Foreign institutions hurriedly squared of their positions, leading the 20-stock Qatar Index to knock off 0.95% and close lower at 10,534.1 points. The market’s year-to-date gains have narrowed down to 1%.
Profit-booking was higher at the telecom, realty, banking and transport counters in the bourse, where banking, real estate and industrials stocks together accounted for more than 72% of the total volumes.
Islamic stocks were seen declining slower than the conventional ones in the market, where local individual investors and domestic institutions were notably seen increasingly bullish.
Market capitalisation shed 0.72%, or more than QR4bn, to QR565.19bn.
The Total Return Index fell 0.95% to 17,043.48 points, the All Share Index by 0.73% to 2,906.72 points and the Al Rayan Islamic Index by 0.52% to 3,987.5 points.
Telecom stocks shrank 1.6%, realty (1.3%), banks and financial services (1.05%) and transport (1.03%); whereas insurance gained 0.48%, industrials (0.08%) and consumer goods (0.03%).
Influential losers included Ooredoo, Ezdan, QNB, Qatar Islamic Bank, Commercial Bank, Industries Qatar, Qatari Investors Group and Nakilat; even as Mazaya Qatar, Barwa, Vodafone Qatar, Gulf International Services, Mesaieed Petrochemical Holding, Dlala and al khaliji bucked the trend.
Non-Qatari institutions turned net sellers to the tune of QR80.16mn against net buyers of QR1.33mn the previous day.
GCC (Gulf Cooperation Council) individual investors’ net buying fell to QR3.87mn compared to QR5.93mn on Wednesday.
However, domestic institutions’ net buying strengthened to QR62.91mn against QR32.53mn on September 7.
Local retail investors’ net buying also increased to QR47.79mn compared to QR18.78mn the previous day.
Non-Qatari individual investors’ net buying rose marginally to QR11.43mn against QR11.01mn on Wednesday.
GCC institutions’ net profit-booking weakened to QR45.8mn compared to QR69.55mn on September 7.
Total trade volume rose 71% to 9.63mn shares, value by 69% to QR434.49mn and deals by 35% to 6,918.
The insurance sector’s trade volume more than tripled to 0.21mn equities and value also more than tripled to QR17.48mn on more than tripled transactions to 231.
The transport sector’s trade volume more than tripled to 0.76mn stocks and value more than doubled to QR20.8mn on a 7% jump in deals to 487.
The real estate sector’s trade volume more than doubled to 2.14mn shares and value also more than doubled to QR49.39mn on more-than-doubled transactions to 1,343.
The consumer goods sector’s trade volume more than doubled to 0.32mn equities, value soared 61% to QR15.63mn and deals by 37% to 307.
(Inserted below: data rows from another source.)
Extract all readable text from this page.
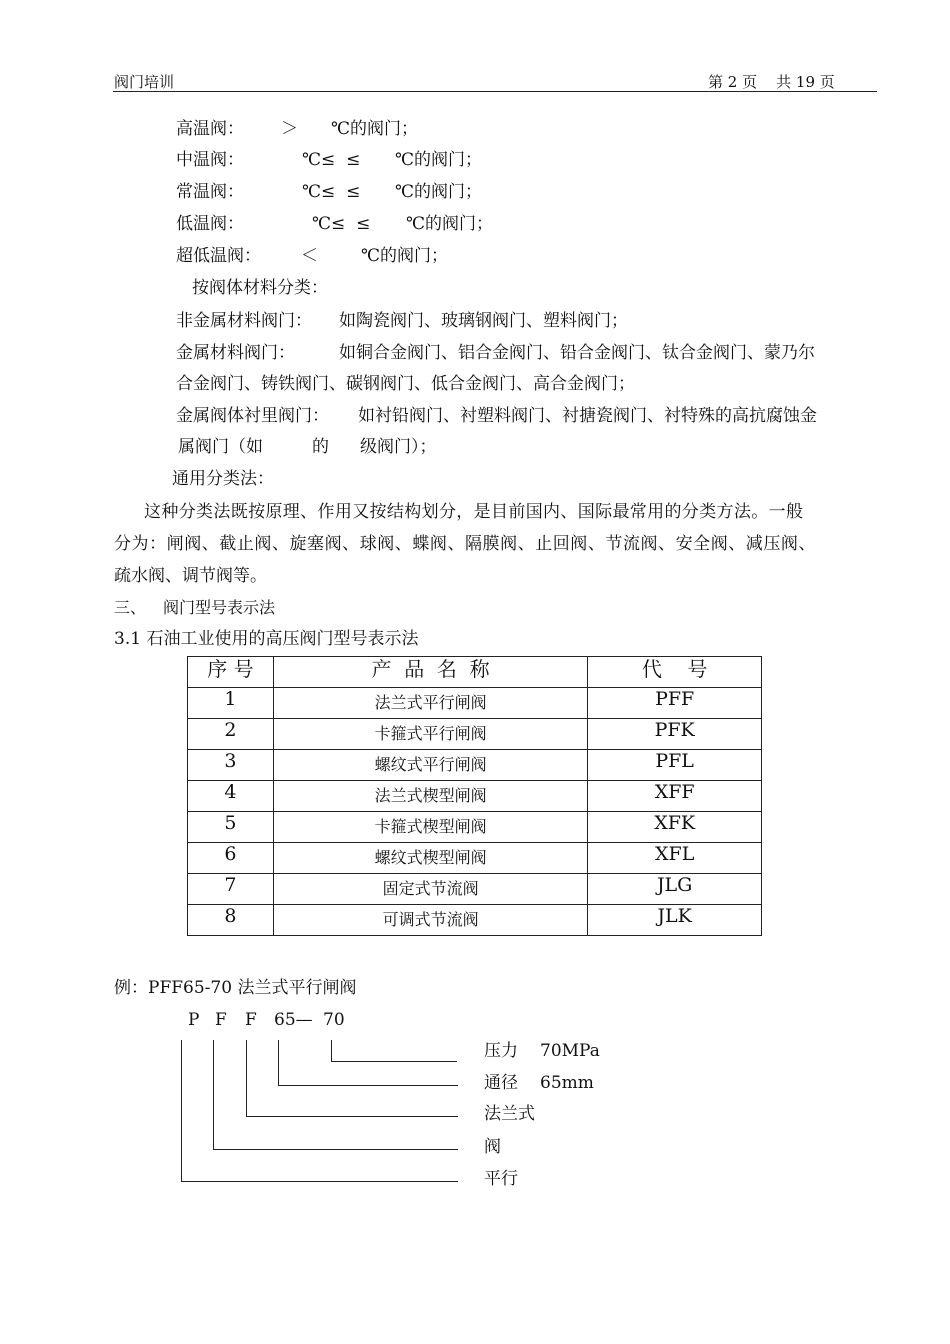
阀门培训	第 2 页    共 19 页
高温阀： ＞ ℃的阀门；
中温阀：	℃≤  ≤ ℃的阀门；
常温阀：	℃≤  ≤ ℃的阀门；
低温阀：	℃≤  ≤ ℃的阀门；
超低温阀： ＜	℃的阀门；
按阀体材料分类：
非金属材料阀门： 如陶瓷阀门、玻璃钢阀门、塑料阀门；
金属材料阀门：	如铜合金阀门、铝合金阀门、铅合金阀门、钛合金阀门、蒙乃尔
合金阀门、铸铁阀门、碳钢阀门、低合金阀门、高合金阀门；
金属阀体衬里阀门： 如衬铅阀门、衬塑料阀门、衬搪瓷阀门、衬特殊的高抗腐蚀金
属阀门（如	的 级阀门）；
通用分类法：
这种分类法既按原理、作用又按结构划分，是目前国内、国际最常用的分类方法。一般
分为：闸阀、截止阀、旋塞阀、球阀、蝶阀、隔膜阀、止回阀、节流阀、安全阀、减压阀、
疏水阀、调节阀等。
三、 阀门型号表示法
3.1 石油工业使用的高压阀门型号表示法
序 号	产  品  名  称	代    号
1	法兰式平行闸阀	PFF
2	卡箍式平行闸阀	PFK
3	螺纹式平行闸阀	PFL
4	法兰式楔型闸阀	XFF
5	卡箍式楔型闸阀	XFK
6	螺纹式楔型闸阀	XFL
7	固定式节流阀	JLG
8	可调式节流阀	JLK
例：PFF65-70 法兰式平行闸阀
P F F 65— 70
压力 70MPa
通径 65mm
法兰式
阀
平行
The telecom sector reported a 84% surge in trade volume to 1.4mn stocks, 94% in value to QR39.66mn and 14% in transactions to 821.
The industrials sector’s trade volume soared 61% to 1.63mn shares, value by 52% to QR99.78mn and deals by 30% to 1,491.
The banks and financial services sector saw a 26% expansion in trade volume to 3.18mn equities, 48% in value to QR191.75mn and 22% in transactions to 2,238.
In the debt market, there was no trading of treasury bills and government bonds.